2. Estude a personalidade de Horácio através não só das suas atitudes ao longo do texto mas também das histórias e dos cochichos que lhe dizem respeito.
3. Comente o casamento e a primeira noite do casal na fazenda.
4. Analise a evolução dos sentimentos de Ester.
5. Explique e comente a última imagem evocada no texto: « uma rã na boca de uma cobra ».
I. ESSAI
Quando um dia, o pai lhe comunicou, muito alegre, que O Coronel Horácio pedia a sua mão, Ester « se contentou em chorar ».
Acha que os pais devem orientar a vida dos filhos? Em domínios tão diversos como as frequentações, os estudos, a escolha de um desporto, de uma profissão ou ainda do próprio casamento, qual deve ser, segundo a sua opinião o papel dos pais?
Apresente a sua opinião numa composição cuidada e ilustrada com exemplos.
III. TRADUCTION
Traduza para francîs de « O pai morava… » até « … uma quermesse com leilão de prendas. ».
TEXTE
ESTER
O pai morava num primeiro andar, por cima do armazém. Da sua janela Ester via a monótona paisagem da cidade. Um morro de cada lado. Não encontrava beleza no rio, nem no mar. Para ela, a beleza estava com a vida de Lúcia, os bailes em Paris. Nem mesmo no dia de chegada dos navios, quando toda a cidade se animava, quando havia jornais da capital, quando os botequins se enchiam de homens que discutiam política, nem nesses dias quase de festa Ester saía da sua tristeza. Os homens a admiravam e a cortejavam de longe. Nos tempos das férias um estudante de medicina escreveu-lhe uma carta e mandou-lhe versos. Mas para Ester o tempo era pouco para chorar, para lastimar a morte dos avós que a obrigavam a viver naquele desterro. As notícias de brigas e de mortes a assustavam, deixavam-na numa agonia. Aos poucos foi-se deixando vencer pela vida da cidade, se despreocupando da elegância que tanto sucesso (e certo escândalo) fizera quando da sua chegada, e quando um dia seu pai, muito alegre, lhe comunicou que o coronel Horácio, um dos homens mais ricos da zona, pedia a sua mão ela se contentou em chorar.
Agora era uma festa quando ia a Ilhéus. O sonho das grandes cidades, da Europa, dos bailes imperiais e dos vestidos parisienses, ficara para trás. Parecia tudo muito longe, perdido no tempo, naquele tempo em que era possível sonhar. Poucos anos se haviam passado. Mas era como se toda uma vida tivesse sido vivida numa rapidez de alucinação. Seu melhor sonho desses dias é uma viagem a Ilhéus, assistir às festas da igreja, uma procissão, uma quermesse com leilão de prendas.
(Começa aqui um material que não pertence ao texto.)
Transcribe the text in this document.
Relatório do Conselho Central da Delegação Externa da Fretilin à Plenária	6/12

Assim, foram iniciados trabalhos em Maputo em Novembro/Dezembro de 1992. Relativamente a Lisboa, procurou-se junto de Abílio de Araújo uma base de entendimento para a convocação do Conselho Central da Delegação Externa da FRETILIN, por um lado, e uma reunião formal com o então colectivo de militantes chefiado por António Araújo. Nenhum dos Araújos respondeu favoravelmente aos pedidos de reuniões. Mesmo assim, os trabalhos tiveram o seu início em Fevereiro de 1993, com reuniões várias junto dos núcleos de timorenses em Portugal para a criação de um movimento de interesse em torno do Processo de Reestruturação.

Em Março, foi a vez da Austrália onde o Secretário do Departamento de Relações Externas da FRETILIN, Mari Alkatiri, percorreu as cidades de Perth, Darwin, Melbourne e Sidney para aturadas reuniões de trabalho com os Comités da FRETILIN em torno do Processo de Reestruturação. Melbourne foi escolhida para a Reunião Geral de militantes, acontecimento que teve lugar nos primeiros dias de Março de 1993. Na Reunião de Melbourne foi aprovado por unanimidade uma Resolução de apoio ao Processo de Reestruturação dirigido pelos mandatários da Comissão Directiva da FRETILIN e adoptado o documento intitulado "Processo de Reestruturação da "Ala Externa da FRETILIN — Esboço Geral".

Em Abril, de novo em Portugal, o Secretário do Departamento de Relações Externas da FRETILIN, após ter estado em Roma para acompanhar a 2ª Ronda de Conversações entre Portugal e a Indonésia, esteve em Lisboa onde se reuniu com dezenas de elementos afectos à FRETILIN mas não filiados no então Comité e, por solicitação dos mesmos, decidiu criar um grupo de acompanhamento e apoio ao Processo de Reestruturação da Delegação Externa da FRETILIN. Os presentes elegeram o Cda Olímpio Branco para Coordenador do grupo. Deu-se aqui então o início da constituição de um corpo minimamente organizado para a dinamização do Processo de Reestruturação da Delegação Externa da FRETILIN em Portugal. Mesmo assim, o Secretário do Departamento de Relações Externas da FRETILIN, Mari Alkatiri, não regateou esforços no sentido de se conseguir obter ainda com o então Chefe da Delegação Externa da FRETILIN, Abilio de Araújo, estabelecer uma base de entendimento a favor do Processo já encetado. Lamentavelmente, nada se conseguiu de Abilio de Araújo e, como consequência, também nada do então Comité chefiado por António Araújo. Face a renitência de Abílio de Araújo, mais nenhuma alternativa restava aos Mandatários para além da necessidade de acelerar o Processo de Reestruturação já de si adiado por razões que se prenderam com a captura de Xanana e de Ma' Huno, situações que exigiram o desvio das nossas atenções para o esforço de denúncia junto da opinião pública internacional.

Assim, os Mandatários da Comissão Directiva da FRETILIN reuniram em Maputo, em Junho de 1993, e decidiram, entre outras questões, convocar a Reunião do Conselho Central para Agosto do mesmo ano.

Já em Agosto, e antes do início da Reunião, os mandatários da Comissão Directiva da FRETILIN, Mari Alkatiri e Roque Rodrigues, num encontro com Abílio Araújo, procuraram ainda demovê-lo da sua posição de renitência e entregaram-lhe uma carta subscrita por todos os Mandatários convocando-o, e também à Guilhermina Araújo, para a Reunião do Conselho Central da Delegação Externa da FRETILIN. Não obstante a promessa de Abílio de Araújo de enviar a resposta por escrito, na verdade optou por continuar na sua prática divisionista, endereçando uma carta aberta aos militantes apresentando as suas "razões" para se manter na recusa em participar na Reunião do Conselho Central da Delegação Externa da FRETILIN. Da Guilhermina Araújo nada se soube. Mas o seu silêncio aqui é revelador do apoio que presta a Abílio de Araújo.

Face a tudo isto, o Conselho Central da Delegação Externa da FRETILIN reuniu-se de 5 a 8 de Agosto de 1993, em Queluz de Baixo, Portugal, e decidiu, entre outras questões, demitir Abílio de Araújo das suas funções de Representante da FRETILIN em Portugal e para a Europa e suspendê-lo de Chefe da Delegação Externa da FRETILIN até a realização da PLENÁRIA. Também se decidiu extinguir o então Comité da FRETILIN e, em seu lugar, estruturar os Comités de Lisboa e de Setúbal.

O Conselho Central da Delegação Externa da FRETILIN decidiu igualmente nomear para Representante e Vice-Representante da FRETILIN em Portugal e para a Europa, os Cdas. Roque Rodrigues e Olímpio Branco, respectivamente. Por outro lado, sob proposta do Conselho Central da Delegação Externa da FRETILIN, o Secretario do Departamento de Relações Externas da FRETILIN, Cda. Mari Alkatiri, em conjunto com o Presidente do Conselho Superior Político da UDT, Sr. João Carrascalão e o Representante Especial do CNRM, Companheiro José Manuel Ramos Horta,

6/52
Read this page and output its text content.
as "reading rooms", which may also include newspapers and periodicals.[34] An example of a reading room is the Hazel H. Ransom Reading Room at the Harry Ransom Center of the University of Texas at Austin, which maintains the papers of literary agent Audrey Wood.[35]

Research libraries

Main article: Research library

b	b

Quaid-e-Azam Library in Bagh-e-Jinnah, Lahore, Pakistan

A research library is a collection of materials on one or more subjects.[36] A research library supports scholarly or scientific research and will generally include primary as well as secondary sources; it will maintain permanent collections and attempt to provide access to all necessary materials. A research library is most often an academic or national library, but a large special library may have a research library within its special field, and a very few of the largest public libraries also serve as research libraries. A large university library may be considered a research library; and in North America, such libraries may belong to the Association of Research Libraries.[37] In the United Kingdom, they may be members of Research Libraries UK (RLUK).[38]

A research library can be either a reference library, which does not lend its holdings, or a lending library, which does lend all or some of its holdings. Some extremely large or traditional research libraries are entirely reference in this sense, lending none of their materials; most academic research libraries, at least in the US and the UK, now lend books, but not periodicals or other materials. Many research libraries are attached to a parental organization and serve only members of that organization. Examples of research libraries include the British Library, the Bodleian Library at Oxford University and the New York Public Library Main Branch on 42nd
Balança-se na rede mansamente. Na sua frente, até onde seus olhos alcançam, estendem-se, subindo e baixando os morros, as roças de cacau1, carregadas de frutos. No terreiro ciscam as galinhas e os perus. Os negros trabalham nas barcaças, revolvendo o cacau mole. O sol irrompe sobre a paisagem, saindo de entre as nuvens. Ester se recorda do dia do casamento. No dia que casara, nesse mesmo dia, havia vindo para a fazenda. Ester estremece na rede ao lembrar. Fora a sua maior sensação de horror. Se lembrara que antes, ao ser anunciado o noivado, a cidade se encheu de cochichos, de disses-não-disses. Uma senhora que nunca a visitara, apareceu um dia para lhe contar histórias. Antes haviam vindo velhas beatas, conhecidas da igreja, que lhe diziam das lendas sobre o coronel. Mas aquela mulher trouxe uma notícia que era mais concreta e mais terrível. Dissera que Horácio matara a primeira mulher a rebenque porque a encontrara com outro na cama. Isso no tempo em que ainda era tropeiro2 e atravessava as picadas recém-abertas no mistério da mata. Só muito tempo depois, quando já ele enriquecera, essa história começara a circular nas ruas de Ilhéus, nas estradas da terra do cacau. Talvez porque toda a cidade falasse dele em voz baixa, Ester, com certo orgulho e muito despeito, levou o noivado adiante, um noivado feito de silêncios longos nos raros domingos em que ele baixava à cidade e ia jantar em sua casa. Um noivado sem beijos, sem carícias sutis, sem palavras de romance, tão diferente do noivado que Ester imaginara um dia, na quietude do colégio de freiras.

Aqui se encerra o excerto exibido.